Ajouté le: 5 Juin 2020 L'heure: 15:14

Le sacrement de l’obéissance

Comment définir la paternité spirituelle ? On pourrait résumer cette notion en un mot : écouter.

Le père spirituel doit écouter. Il doit d’abord écouter Dieu tout au long de sa relation spirituelle avec son enfant, qui dépasse le cadre de la confession. Il peut s’agir, par exemple, de donner une bénédiction pour un voyage ou pour tout autre chose... Il faut que ce soit une parole que Dieu lui donne, et pour cela il doit apprendre à écouter Dieu. Le Père Sophrony racontait comment il pratiquait cela : « J’appliquais l’oreille de mon noûsde mon esprit, sur mon cœur pour entendre ce que Dieu voulait que je dise, et parfois même les mots que j’avais à dire ».

Ensuite, le père spirituel doit écouter son enfant spirituel et avoir avec lui un lien de sympathie, de compassion, c’est-à-dire avoir les mêmes sentiments que lui. Le Père Sophrony a parlé de cela aussi, citant le passage de saint Paul : le père spirituel doit être joyeux avec ceux qui sont joyeux et pleurer avec ceux qui pleurent. Ce n’est que si l’on a ce lien de communion que l’on peut aider l’autre.

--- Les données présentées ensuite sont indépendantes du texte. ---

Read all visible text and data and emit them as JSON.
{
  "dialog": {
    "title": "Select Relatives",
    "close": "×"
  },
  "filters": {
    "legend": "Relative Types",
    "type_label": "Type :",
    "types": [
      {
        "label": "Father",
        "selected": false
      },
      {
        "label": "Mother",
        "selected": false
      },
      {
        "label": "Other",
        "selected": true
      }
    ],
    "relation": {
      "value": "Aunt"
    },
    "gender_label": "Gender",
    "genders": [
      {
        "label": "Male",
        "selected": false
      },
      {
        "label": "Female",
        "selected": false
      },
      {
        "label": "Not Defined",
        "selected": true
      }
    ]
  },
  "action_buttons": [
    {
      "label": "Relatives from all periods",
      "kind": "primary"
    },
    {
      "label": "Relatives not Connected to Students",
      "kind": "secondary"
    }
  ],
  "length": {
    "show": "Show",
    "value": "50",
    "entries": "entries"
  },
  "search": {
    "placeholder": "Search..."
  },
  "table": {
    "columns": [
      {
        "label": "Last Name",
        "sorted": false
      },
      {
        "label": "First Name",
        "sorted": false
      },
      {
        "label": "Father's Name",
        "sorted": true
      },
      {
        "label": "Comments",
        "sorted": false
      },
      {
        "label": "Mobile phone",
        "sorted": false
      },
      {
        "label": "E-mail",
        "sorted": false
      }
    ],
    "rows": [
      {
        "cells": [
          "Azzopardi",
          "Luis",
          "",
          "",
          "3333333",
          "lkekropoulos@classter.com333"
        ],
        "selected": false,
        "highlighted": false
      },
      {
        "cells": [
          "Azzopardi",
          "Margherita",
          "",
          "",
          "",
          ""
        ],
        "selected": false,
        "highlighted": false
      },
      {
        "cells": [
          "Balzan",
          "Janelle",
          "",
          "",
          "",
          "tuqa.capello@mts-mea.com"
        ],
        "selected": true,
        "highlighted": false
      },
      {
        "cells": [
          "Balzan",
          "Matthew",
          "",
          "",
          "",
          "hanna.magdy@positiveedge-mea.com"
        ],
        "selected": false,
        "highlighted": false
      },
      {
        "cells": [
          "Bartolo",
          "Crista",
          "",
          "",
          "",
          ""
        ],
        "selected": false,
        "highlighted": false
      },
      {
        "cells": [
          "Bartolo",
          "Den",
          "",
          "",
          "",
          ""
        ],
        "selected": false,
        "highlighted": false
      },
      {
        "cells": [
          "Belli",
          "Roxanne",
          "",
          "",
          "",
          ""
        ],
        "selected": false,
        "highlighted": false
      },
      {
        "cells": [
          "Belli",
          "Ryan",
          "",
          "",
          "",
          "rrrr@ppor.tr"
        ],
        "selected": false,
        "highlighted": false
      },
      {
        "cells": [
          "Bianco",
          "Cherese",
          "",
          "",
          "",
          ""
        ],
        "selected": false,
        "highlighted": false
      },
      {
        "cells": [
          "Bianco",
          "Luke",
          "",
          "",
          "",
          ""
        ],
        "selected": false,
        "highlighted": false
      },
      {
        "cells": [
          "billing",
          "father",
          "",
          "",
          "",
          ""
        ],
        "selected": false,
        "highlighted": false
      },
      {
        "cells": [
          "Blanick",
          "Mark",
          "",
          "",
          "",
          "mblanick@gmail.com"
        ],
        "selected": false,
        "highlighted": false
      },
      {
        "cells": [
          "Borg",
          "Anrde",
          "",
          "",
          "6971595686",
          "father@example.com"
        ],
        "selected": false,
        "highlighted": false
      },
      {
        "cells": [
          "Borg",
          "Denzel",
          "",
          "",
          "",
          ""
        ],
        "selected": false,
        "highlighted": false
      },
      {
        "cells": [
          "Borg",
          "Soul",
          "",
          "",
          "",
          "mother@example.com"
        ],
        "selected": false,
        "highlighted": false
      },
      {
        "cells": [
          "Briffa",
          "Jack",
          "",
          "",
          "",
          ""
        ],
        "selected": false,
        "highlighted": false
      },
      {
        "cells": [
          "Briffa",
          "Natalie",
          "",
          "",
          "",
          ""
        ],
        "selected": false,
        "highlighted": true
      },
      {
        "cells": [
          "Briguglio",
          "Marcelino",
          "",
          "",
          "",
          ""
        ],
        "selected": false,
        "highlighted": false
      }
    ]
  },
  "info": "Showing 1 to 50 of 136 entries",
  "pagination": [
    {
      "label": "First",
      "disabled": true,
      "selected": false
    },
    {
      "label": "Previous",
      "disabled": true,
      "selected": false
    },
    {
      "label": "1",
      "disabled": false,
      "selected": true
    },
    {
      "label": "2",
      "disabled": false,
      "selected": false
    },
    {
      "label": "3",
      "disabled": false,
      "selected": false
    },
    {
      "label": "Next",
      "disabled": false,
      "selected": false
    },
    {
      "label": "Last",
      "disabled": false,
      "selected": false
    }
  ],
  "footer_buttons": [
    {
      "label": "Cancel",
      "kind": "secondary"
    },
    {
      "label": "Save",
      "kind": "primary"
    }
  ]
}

Quant à l’enfant spirituel, il doit aussi écouter. Mais ici « écouter » a le sens d’« obéir ». Écouter implique ici, avant tout, une attitude d’obéissance. Cela m’a frappé dans l’évangile de saint Jean : le Christ souligne continuellement le fait qu’il obéit. « Je ne suis pas venu de Moi-même, c’est mon Père qui M’a envoyé »1. « Les paroles que Je vous dis ne sont pas mes paroles, mais les paroles que J’ai reçues »2. Ou bien, au jardin de Gethsémani : « Si cette coupe peut passer, mais que ce ne soit pas ma volonté mais Ta volonté »3. Pour nous tous, le prototype parfait de l’obéissance, c’est le Christ dans sa relation avec le Père. Nous devons suivre cette voie que le Seigneur nous a montrée et donc obéir.

Le sacrement de l’obéissance ne peut fonctionner que si, du côté du père spirituel et du côté de l’enfant spirituel, il y a cette attitude-là. Un des problèmes actuels est certes la rareté des pères spirituels, mais voici le revers de la pièce de monnaie : la rareté des obéissants. Au fond, c’est l’obéissant qui fait le père spirituel. On trouve déjà ce constat dans un apophtegme des Pères du désert. Un groupe d’ermites venait chez l’abba Félix pour demander une parole chargée de l’Esprit de Dieu. Alors, l’abba Félix dit : « Maintenant, il n’y a plus de parole. Dieu ne donne plus la parole aux anciens parce qu’autrefois, ceux qui venaient mettaient en pratique ce qu’ils entendaient, mais maintenant il n’y a plus de travailleurs ». Les autres restèrent muets et partirent...

Archimandrite Syméon,
« La Paternité spirituelle », in Buisson Ardent Hors-série : 
« Hommage à l’Archimandrite Starets Syméon (1928-2009) »

Notes :

1. Jn 8, 42.
2. Jn 14, 24.
3. Mt 26, 39 et 42 ; Mc 14, 36 ; Lc 22, 42.